I knew this morning when I sat in front of the fish tank. I already felt you missing. Gone. Your fish danced through the water in front of me, and I mourned that you would never see my tank. I am so proud of that tank. Your fish. Your fish live with me now, and I care for them as best as I can. Just like you taught me to.

There are so many things I do exactly the way you taught me to, not the least of which is trying to parent like you showed me.

You made me want to be a mother.

Seeing you blossom into motherhood, knowing what a genius you are, watching as you continued to work and be a fantastic mother - made me want it all too. I wanted a family. You said, "Of course you do." I'll never forget your unwavering belief in me. You knew I would want, and should have, a family.

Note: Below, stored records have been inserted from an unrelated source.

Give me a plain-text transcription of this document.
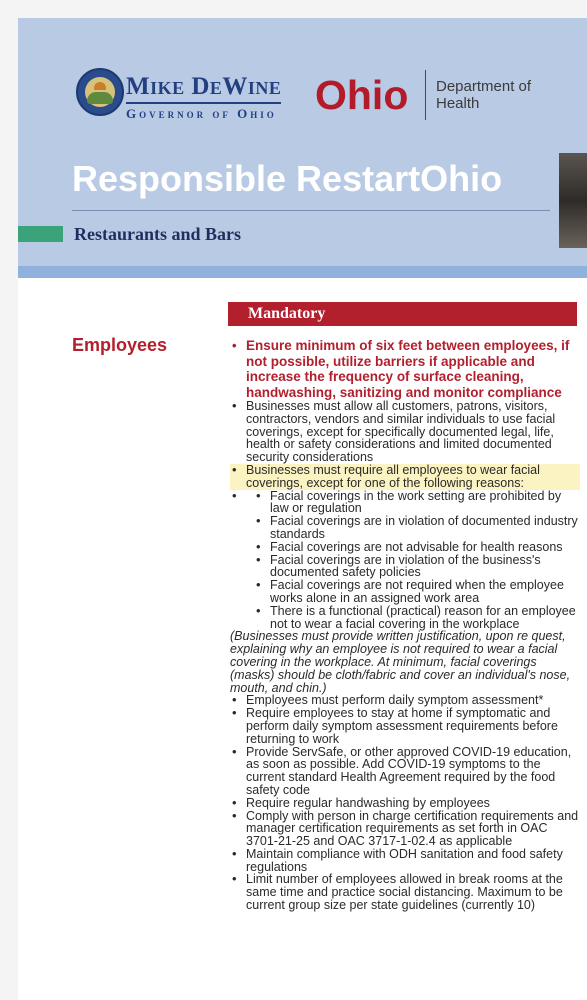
Mike DeWine
Governor of Ohio Ohio Department of Health
Responsible RestartOhio
Restaurants and Bars
Mandatory
Employees
•	Ensure minimum of six feet between employees, if not possible, utilize barriers if applicable and increase the frequency of surface cleaning, handwashing, sanitizing and monitor compliance
• Businesses must allow all customers, patrons, visitors, contractors, vendors and similar individuals to use facial coverings, except for specifically documented legal, life, health or safety considerations and limited documented security considerations
• Businesses must require all employees to wear facial coverings, except for one of the following reasons:
• • Facial coverings in the work setting are prohibited by law or regulation
• Facial coverings are in violation of documented industry standards
• Facial coverings are not advisable for health reasons
• Facial coverings are in violation of the business's documented safety policies
• Facial coverings are not required when the employee works alone in an assigned work area
• There is a functional (practical) reason for an employee not to wear a facial covering in the workplace

(Businesses must provide written justification, upon re quest, explaining why an employee is not required to wear a facial covering in the workplace. At minimum, facial coverings (masks) should be cloth/fabric and cover an individual's nose, mouth, and chin.)

• Employees must perform daily symptom assessment*
• Require employees to stay at home if symptomatic and perform daily symptom assessment requirements before returning to work
• Provide ServSafe, or other approved COVID-19 education, as soon as possible. Add COVID-19 symptoms to the current standard Health Agreement required by the food safety code
• Require regular handwashing by employees
• Comply with person in charge certification requirements and manager certification requirements as set forth in OAC 3701-21-25 and OAC 3717-1-02.4 as applicable
• Maintain compliance with ODH sanitation and food safety regulations
• Limit number of employees allowed in break rooms at the same time and practice social distancing. Maximum to be current group size per state guidelines (currently 10)
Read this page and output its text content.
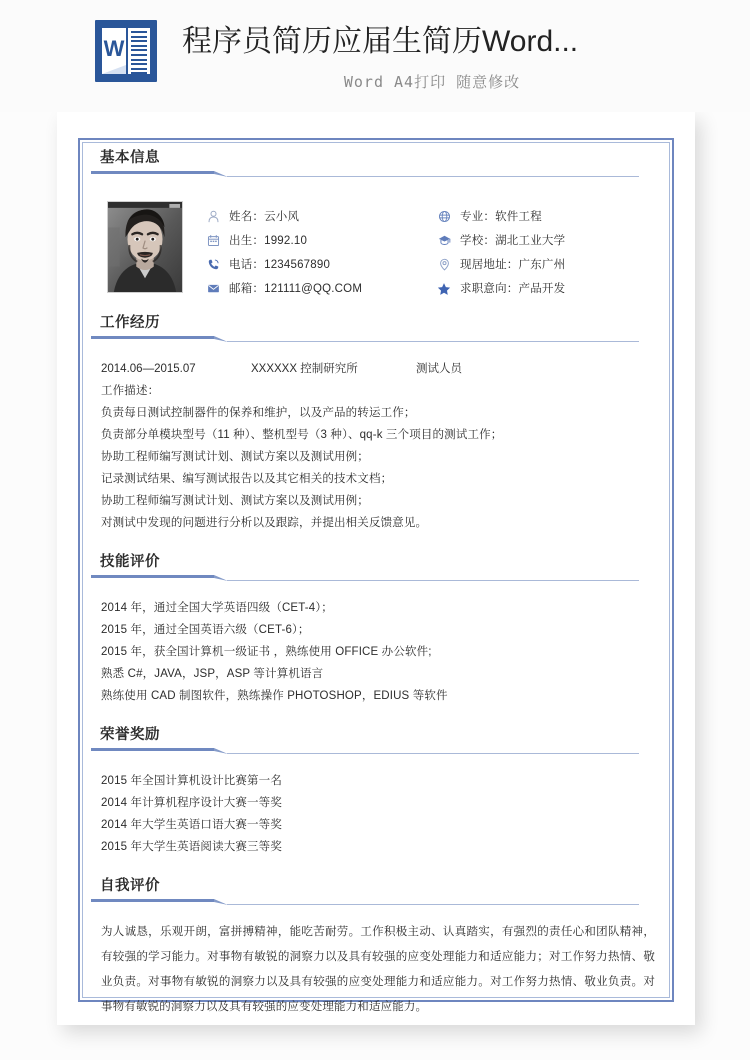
W 程序员简历应届生简历Word...
Word A4打印 随意修改
基本信息
姓名：云小风
出生：1992.10
电话：1234567890
邮箱：121111@QQ.COM
专业：软件工程
学校：湖北工业大学
现居地址：广东广州
求职意向：产品开发
工作经历
2014.06—2015.07	XXXXXX 控制研究所	测试人员
工作描述：
负责每日测试控制器件的保养和维护，以及产品的转运工作；
负责部分单模块型号（11 种）、整机型号（3 种）、qq-k 三个项目的测试工作；
协助工程师编写测试计划、测试方案以及测试用例；
记录测试结果、编写测试报告以及其它相关的技术文档；
协助工程师编写测试计划、测试方案以及测试用例；
对测试中发现的问题进行分析以及跟踪，并提出相关反馈意见。
技能评价
2014 年，通过全国大学英语四级（CET-4）；
2015 年，通过全国英语六级（CET-6）；
2015 年，获全国计算机一级证书 ，熟练使用 OFFICE 办公软件;
熟悉 C#，JAVA，JSP，ASP 等计算机语言
熟练使用 CAD 制图软件，熟练操作 PHOTOSHOP，EDIUS 等软件
荣誉奖励
2015 年全国计算机设计比赛第一名
2014 年计算机程序设计大赛一等奖
2014 年大学生英语口语大赛一等奖
2015 年大学生英语阅读大赛三等奖
自我评价
为人诚恳，乐观开朗，富拼搏精神，能吃苦耐劳。工作积极主动、认真踏实，有强烈的责任心和团队精神，有较强的学习能力。对事物有敏锐的洞察力以及具有较强的应变处理能力和适应能力；对工作努力热情、敬业负责。对事物有敏锐的洞察力以及具有较强的应变处理能力和适应能力。对工作努力热情、敬业负责。对事物有敏锐的洞察力以及具有较强的应变处理能力和适应能力。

You always believed in me before I ever believed in myself.

"Of course you can." How many times did you say that to me?

My heart. I don't know how I'll put the pieces back together without you to hold me through it. You always held me through it all. And now, I have to do it without you.

I haven't had to do anything without you since I was 13 years old.

So I sit with those guppies, and I think of you. I try and think how you would get through. But of course, you were always the strong one. I was the flake. You were the rock and I was the willow.

I don't know what I'm going to do without you.